Industry reaction split between two camps. Roboticists interviewed by The Verge and IEEE Spectrum questioned the practical balance of on-device autonomy versus teleoperation in the launch demonstrations, with several arguing that NEO's general-purpose home tasks would still require remote human intervention well into 2026. Investors and analysts at Bloomberg and Sifted, on the other hand, framed the launch as the first calendar-credible US-shippable consumer humanoid SKU, ahead of Figure, Apptronik, and Tesla on the schedule even if not necessarily on the capability claims.

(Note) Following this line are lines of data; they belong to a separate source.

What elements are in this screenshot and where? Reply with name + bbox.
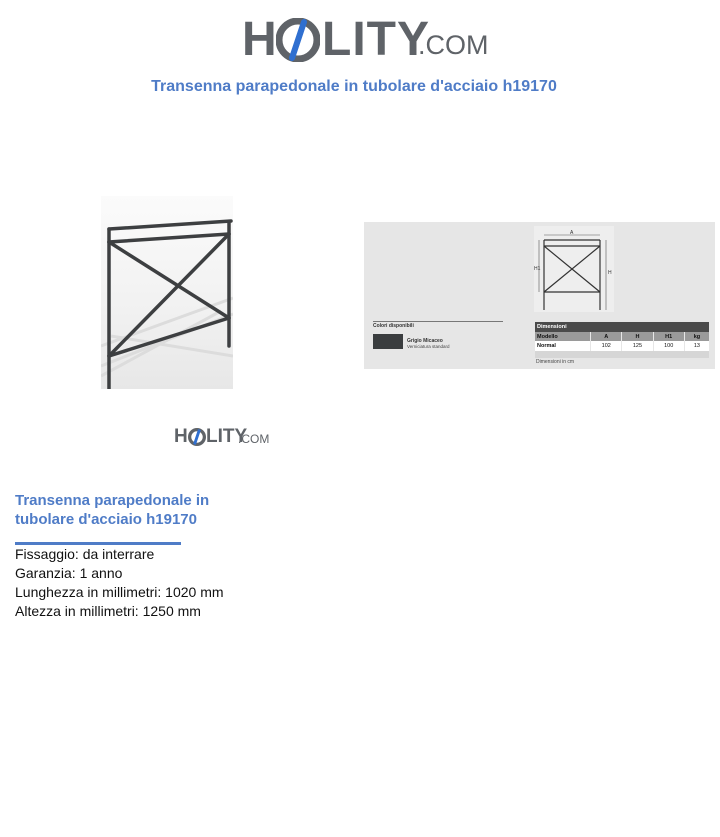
color-swatch-name: Grigio Micaceo (407, 338, 443, 344)
colors-divider (373, 321, 503, 322)
table-header: Modello (535, 332, 591, 341)
small-logo-o-icon (188, 428, 206, 446)
table-header: A (591, 332, 622, 341)
technical-drawing (534, 226, 614, 312)
table-filler (535, 351, 710, 358)
logo-letter-h: H (242, 13, 278, 66)
table-cell: 13 (684, 341, 709, 351)
drawing-label-h1: H1 (534, 266, 541, 272)
drawing-label-a: A (570, 230, 574, 236)
logo-letters-lity: LITY (322, 13, 430, 66)
spec-altezza: Altezza in millimetri: 1250 mm (15, 603, 201, 619)
logo-o-icon (276, 18, 320, 62)
color-swatch (373, 334, 403, 349)
colors-label: Colori disponibili (373, 323, 414, 329)
technical-sheet (364, 222, 715, 369)
dimensions-table (535, 322, 710, 358)
spec-fissaggio: Fissaggio: da interrare (15, 546, 155, 562)
product-photo-area (0, 110, 340, 470)
product-photo (101, 196, 233, 389)
dimensions-table-title: Dimensioni (535, 322, 710, 332)
small-logo-letter-h: H (174, 426, 188, 447)
drawing-label-h: H (608, 270, 612, 276)
table-header: kg (684, 332, 709, 341)
table-row (535, 341, 710, 351)
product-specs (15, 545, 224, 621)
color-swatch-subtitle: Verniciatura standard (407, 344, 450, 349)
table-header: H1 (653, 332, 684, 341)
barrier-illustration (101, 196, 233, 389)
dimensions-note: Dimensioni in cm (536, 359, 575, 365)
table-cell: 102 (591, 341, 622, 351)
holity-logo[interactable] (242, 12, 489, 68)
small-logo-com: .COM (238, 432, 270, 446)
table-cell: 100 (653, 341, 684, 351)
logo-com: .COM (418, 30, 489, 60)
table-cell: 125 (622, 341, 653, 351)
small-holity-logo (174, 425, 274, 449)
table-cell: Normal (535, 341, 591, 351)
product-title: Transenna parapedonale in tubolare d'acciaio h19170 (15, 492, 210, 528)
spec-garanzia: Garanzia: 1 anno (15, 565, 123, 581)
page-title: Transenna parapedonale in tubolare d'acciaio h19170 (151, 78, 557, 95)
small-logo-letters-lity: LITY (206, 426, 248, 447)
barrier-technical-drawing (534, 226, 614, 312)
table-header: H (622, 332, 653, 341)
spec-lunghezza: Lunghezza in millimetri: 1020 mm (15, 584, 224, 600)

For us at Enpo Sekai, NEO is interesting as an adjacent rather than parallel product line. Our work is in characters, voice, and persona for desktop and games — the bits, not the atoms. But the question NEO forces — what kind of relationship does a household actually want with an autonomous agent it cannot fully predict — is the same question we work on, in a much smaller and lower-stakes form, every time we ship a desktop tool with a persona. We will not be entering humanoid robotics, but we will be reading 1X's user-research disclosures carefully.